“If you had a million years to do it in, you couldn’t rub out even half the “Fuck you” signs in the world. It’s impossible.”
― The Catcher in the Rye
I have been feeling in a deep hopeless rut lately, and I’m sure a lot of you have too. After writing another Sunday Snippet I decided to set an ambitious goal for myself. I’ll write a short piece of fiction every day and put it up here. Obviously, quality will vary – you get what you get. Length too – I’ll have to write something short on busy days. They will be raw first drafts and full of errors.
I’m not sure how long I can keep it up… I do write quickly, but coming up with an idea every day will be a difficult challenge. So far so good. Maybe a hundred in a row might be a good, achievable, and tough goal.
Here’s another one for today (#86) Getting closer! What do you think? Any comments, criticism, insults, ideas, prompts, abuse … anything is welcome. Feel free to comment or contact me.
Thanks for reading.
The little boy came up out of the water like a sprite from a fountain. He shook the droplets and watched the tiny rainbows as they flew from his body.
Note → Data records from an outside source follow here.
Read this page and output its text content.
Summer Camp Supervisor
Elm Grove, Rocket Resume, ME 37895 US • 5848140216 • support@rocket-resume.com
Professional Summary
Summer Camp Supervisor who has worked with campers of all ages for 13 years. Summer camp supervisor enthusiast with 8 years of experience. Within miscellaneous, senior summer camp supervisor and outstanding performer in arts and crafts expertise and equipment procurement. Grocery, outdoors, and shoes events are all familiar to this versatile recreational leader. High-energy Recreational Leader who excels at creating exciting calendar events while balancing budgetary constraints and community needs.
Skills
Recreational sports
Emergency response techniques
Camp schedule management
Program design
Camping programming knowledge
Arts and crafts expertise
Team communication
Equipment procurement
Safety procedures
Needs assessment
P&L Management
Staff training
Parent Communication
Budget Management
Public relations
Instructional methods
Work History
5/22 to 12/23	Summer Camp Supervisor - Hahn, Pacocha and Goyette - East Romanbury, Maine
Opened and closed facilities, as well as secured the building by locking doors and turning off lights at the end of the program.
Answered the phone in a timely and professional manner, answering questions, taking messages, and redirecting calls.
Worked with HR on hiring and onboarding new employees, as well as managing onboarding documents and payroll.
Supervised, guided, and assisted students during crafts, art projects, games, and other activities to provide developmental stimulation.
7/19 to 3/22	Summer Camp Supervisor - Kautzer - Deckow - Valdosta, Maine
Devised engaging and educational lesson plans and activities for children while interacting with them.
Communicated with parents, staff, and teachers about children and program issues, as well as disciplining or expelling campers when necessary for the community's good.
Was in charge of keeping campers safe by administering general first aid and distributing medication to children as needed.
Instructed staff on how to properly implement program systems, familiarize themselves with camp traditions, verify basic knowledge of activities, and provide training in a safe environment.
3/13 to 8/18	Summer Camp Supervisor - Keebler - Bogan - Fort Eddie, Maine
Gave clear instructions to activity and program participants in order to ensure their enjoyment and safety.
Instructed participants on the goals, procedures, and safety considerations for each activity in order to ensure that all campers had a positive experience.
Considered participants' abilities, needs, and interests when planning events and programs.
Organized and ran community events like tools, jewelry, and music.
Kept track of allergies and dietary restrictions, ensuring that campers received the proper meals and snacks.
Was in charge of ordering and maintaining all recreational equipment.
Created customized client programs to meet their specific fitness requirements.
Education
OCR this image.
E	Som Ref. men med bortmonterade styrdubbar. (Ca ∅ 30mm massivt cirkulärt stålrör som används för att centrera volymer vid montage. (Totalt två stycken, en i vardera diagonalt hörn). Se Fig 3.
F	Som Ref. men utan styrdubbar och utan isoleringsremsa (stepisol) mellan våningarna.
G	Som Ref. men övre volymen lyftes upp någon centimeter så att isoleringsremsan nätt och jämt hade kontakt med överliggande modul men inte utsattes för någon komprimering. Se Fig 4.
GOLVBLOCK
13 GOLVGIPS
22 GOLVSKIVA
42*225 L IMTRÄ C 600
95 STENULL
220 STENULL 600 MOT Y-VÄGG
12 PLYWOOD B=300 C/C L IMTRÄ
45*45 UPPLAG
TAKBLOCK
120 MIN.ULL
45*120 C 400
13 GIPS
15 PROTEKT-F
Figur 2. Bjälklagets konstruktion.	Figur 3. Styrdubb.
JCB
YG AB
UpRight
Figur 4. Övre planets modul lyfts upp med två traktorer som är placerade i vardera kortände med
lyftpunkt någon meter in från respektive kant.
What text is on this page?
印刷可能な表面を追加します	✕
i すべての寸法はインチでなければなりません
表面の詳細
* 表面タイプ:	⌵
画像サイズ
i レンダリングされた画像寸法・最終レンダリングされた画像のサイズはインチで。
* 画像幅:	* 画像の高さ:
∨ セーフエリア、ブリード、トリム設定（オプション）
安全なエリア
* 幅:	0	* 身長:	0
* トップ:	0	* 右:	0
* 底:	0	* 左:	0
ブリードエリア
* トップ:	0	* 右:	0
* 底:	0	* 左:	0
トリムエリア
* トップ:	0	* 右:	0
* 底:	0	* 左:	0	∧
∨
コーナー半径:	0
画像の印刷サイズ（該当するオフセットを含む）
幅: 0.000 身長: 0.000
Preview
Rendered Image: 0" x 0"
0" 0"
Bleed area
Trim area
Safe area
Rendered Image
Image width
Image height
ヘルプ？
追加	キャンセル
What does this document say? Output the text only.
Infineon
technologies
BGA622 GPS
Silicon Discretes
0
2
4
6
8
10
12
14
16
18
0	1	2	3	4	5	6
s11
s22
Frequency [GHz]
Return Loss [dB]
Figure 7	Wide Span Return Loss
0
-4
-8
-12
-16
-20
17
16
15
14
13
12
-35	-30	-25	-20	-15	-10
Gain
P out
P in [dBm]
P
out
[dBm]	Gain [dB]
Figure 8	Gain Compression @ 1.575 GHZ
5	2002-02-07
He looked down at the dark footprints his wet soles left on the hot concrete – at the space between the toes and curved pads and as he gained speed there was only the toes and the ball, then finally nothing as his skin dried.
A sudden scream of air – a whistle – blown – designed to startle – stopped the boy in his tracks right at the foot of the ladder.
“No Running!” came the simple loud command from high.
The boy shook as he looked up at the voice from the chair – but the speaker was obscured by the bright haloing sun.
He walked carefully the rest of the day, little steps, glancing up at the chair.
That night he ate his dinner and cleaned his plate. Then he copied his lessons from the book onto his blue-lined three-holed paper using his number two lead pencil. He took his evening bath, and – remembering the instructions from his health textbook – combed his hair one hundred times. Finally, he crawled into bed, pulled his blanket up to his neck and quietly, almost silently, sobbed himself to sleep.
Wow. My twins have always been sensitive, so I get it in a motherly way.
If you’d ever consider submitting some of your work for publication, Dixie State University has an online literary journal and is currently open for submissions. You can check us out at R7Review.com. The deadline to submit this year is November 6th.
We also accept photography, audio recordings, visual art, book reviews, fiction, multimedia, nonfiction, etc.
I’m happy to answer questions if you have any, but the Submittable page has the details.
Sorry to take so long to reply, things have been crazy. Thanks for the link – I’ll definitely take a look and see if I have anything that might fit. Now that I hit my 100 stories in a row I’m going to hold some new stuff back and send it out into the world.